The reason is that some of the more extreme leaders of the right want precisely this scenario to happen. As far as they are concerned, it is the only way to obtain 100% control over the Greater Land of Israel — the land between the Mediterranean and the Jordan River — without bearing the burden of controlling a population over half of which is Palestinian. They hope that the steps taken to impose collective punishment, which will become necessary due to the scope of the violence, will result in the mass emigration of Palestinians eastward, across the Jordan River. They will legitimize maintaining the occupation of the West Bank by force and keeping it under military rule. Supporters of this scenario believe that it is the best and only way to ensure that Arabs do not become the majority population in the land between the Jordan River and the Mediterranean. The more centrist group of right-wing leaders is aware of the risks inherent in an ethnic war in the West Bank but is not willing to come into conflict with a significant part of their voter base in order to give up control of about one-fifth of Israel’s total territory, just to establish a Palestinian state.

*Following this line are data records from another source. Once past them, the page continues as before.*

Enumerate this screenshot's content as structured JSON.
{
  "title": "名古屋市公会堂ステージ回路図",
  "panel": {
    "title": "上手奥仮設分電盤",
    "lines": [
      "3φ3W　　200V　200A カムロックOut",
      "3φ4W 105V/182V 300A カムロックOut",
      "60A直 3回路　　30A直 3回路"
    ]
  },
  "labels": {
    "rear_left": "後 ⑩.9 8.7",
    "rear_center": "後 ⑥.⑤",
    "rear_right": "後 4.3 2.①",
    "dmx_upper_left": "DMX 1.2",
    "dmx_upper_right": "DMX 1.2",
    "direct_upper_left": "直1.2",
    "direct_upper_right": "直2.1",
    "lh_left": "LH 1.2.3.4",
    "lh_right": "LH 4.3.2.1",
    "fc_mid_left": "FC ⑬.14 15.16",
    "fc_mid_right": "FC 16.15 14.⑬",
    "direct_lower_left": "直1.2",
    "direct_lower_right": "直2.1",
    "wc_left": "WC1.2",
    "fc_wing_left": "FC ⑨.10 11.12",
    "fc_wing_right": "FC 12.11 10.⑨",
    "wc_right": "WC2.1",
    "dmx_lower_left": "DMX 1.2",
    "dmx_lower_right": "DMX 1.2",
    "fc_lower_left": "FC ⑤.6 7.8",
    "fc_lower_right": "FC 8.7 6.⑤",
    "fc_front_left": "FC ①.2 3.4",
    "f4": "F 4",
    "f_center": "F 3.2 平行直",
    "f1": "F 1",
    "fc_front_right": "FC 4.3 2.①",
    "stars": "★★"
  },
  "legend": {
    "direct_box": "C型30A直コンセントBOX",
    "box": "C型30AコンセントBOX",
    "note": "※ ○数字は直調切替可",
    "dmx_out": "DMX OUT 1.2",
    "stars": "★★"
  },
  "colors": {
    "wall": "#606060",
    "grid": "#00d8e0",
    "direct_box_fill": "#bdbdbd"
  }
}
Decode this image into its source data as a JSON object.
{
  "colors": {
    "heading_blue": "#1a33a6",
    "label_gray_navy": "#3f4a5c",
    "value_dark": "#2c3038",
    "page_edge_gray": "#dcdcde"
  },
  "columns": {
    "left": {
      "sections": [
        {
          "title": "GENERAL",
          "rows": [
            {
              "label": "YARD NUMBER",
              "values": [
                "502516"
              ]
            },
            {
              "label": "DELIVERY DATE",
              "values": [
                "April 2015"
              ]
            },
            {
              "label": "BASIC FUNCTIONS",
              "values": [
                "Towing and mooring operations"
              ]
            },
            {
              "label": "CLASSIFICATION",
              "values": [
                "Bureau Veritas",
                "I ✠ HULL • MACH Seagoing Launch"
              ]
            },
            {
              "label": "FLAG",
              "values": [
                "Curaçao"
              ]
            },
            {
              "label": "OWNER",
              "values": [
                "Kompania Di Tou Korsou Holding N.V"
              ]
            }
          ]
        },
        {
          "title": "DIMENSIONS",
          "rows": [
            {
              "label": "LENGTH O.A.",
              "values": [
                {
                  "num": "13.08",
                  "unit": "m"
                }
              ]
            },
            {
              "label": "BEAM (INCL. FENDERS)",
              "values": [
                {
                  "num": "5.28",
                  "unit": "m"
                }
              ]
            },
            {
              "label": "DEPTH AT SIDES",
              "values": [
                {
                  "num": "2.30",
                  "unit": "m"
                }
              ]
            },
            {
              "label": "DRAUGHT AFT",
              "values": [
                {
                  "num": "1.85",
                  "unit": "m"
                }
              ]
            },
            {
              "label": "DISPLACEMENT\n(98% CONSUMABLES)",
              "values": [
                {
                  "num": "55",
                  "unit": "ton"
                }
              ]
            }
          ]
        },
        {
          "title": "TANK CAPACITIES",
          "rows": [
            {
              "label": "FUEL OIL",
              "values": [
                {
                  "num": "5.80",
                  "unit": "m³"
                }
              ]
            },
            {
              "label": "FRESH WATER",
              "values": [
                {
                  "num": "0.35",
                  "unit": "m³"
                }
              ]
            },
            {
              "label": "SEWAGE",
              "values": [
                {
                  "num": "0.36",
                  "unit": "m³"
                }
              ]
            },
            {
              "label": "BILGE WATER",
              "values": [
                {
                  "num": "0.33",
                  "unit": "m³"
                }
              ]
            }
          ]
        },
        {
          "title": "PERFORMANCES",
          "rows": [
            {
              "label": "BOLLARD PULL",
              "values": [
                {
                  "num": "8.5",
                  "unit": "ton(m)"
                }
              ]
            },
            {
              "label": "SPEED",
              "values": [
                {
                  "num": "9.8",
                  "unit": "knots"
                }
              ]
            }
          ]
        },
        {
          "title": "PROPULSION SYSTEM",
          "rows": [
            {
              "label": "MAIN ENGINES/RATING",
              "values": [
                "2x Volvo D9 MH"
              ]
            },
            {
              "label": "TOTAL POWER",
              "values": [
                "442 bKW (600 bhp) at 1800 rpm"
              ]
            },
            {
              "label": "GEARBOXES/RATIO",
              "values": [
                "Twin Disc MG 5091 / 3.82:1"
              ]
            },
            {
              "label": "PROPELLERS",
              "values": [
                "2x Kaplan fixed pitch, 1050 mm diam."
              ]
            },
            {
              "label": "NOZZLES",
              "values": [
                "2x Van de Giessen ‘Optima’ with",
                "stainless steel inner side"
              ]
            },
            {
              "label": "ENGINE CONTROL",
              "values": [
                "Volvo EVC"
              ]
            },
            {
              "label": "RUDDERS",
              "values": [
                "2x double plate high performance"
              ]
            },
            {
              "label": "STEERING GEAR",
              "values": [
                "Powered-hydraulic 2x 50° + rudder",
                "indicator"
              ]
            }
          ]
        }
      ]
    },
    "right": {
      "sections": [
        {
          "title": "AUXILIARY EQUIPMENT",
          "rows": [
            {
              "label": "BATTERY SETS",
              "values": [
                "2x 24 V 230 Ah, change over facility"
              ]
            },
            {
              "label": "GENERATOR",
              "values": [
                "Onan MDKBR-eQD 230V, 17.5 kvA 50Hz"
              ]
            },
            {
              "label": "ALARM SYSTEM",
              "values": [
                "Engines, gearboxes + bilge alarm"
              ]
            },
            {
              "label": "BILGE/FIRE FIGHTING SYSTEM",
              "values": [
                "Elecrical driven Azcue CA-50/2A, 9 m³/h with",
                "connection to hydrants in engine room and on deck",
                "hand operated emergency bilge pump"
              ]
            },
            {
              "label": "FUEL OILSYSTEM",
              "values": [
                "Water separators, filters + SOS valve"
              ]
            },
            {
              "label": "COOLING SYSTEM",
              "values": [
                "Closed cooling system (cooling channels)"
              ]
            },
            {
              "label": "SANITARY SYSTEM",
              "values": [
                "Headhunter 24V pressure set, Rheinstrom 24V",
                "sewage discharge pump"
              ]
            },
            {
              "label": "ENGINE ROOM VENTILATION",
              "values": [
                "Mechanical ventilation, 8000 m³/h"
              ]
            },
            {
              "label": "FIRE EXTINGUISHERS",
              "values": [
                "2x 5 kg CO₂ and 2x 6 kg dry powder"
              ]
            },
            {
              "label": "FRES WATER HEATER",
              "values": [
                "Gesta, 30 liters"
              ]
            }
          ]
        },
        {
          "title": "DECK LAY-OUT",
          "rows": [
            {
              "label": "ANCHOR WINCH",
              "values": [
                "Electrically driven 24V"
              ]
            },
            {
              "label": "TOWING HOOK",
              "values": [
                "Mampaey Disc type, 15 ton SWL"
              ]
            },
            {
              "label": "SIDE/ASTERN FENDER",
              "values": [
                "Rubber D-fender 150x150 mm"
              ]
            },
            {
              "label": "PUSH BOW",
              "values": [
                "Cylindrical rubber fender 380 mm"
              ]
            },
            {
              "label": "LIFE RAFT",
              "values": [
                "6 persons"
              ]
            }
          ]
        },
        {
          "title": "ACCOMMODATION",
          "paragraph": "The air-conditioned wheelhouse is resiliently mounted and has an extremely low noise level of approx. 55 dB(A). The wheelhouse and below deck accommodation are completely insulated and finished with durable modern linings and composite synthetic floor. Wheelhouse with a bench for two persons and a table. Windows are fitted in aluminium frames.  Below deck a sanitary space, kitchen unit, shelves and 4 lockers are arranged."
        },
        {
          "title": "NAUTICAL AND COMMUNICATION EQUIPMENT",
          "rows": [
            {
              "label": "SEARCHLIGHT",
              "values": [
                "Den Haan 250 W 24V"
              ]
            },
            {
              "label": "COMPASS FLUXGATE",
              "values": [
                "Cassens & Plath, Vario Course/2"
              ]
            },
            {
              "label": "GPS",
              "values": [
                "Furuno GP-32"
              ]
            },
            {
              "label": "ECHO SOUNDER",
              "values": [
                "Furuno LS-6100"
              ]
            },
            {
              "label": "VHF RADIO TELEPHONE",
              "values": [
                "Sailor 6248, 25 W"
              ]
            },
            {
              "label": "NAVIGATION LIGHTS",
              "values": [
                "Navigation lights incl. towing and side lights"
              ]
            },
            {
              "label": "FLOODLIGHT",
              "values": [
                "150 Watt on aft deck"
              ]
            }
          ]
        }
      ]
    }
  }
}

Unfortunately, even most of Israel’s center-left leadership has accepted the false premise that “there is no partner for peace.” And yet, the Palestinian leader who always wanted negotiations with Israel is none other than Abbas. He has the receipts to prove it too, just as he does for his active opposition to violence and terrorism and his insistence on continuing security collaboration with Israel. All members of the Cabinet, and all those who served in a senior official position and are now political leaders, know this to be true. They were exposed to it in the briefings they heard and in the intelligence reports they read. They know that the statement, “Abbas is not a partner for peace,” is a lie.
It is true that Abbas is not a partner for continuing the status quo, nor is he a partner for expanding the settlements. He is, however, a partner for serious, in-depth negotiations and has already proved as much. Toward the end of Ehud Olmert’s time as prime minister, the two men engaged in many extensive discussions, which resulted in a series of understandings, not bridging all the differences. All that was left were a few minor differences, which any fair and authoritative mediator can resolve.
When they engaged in these negotiations, Abbas was president of Palestine (he still is) and Olmert was the elected prime minister of Israel. If a new Israeli government does not want to see the current situation deteriorate into intercommunal conflict in the West Bank between the settlers and the Palestinians, it will have to revisit the Olmert-Abbas understandings and simply use them as the basis for negotiations.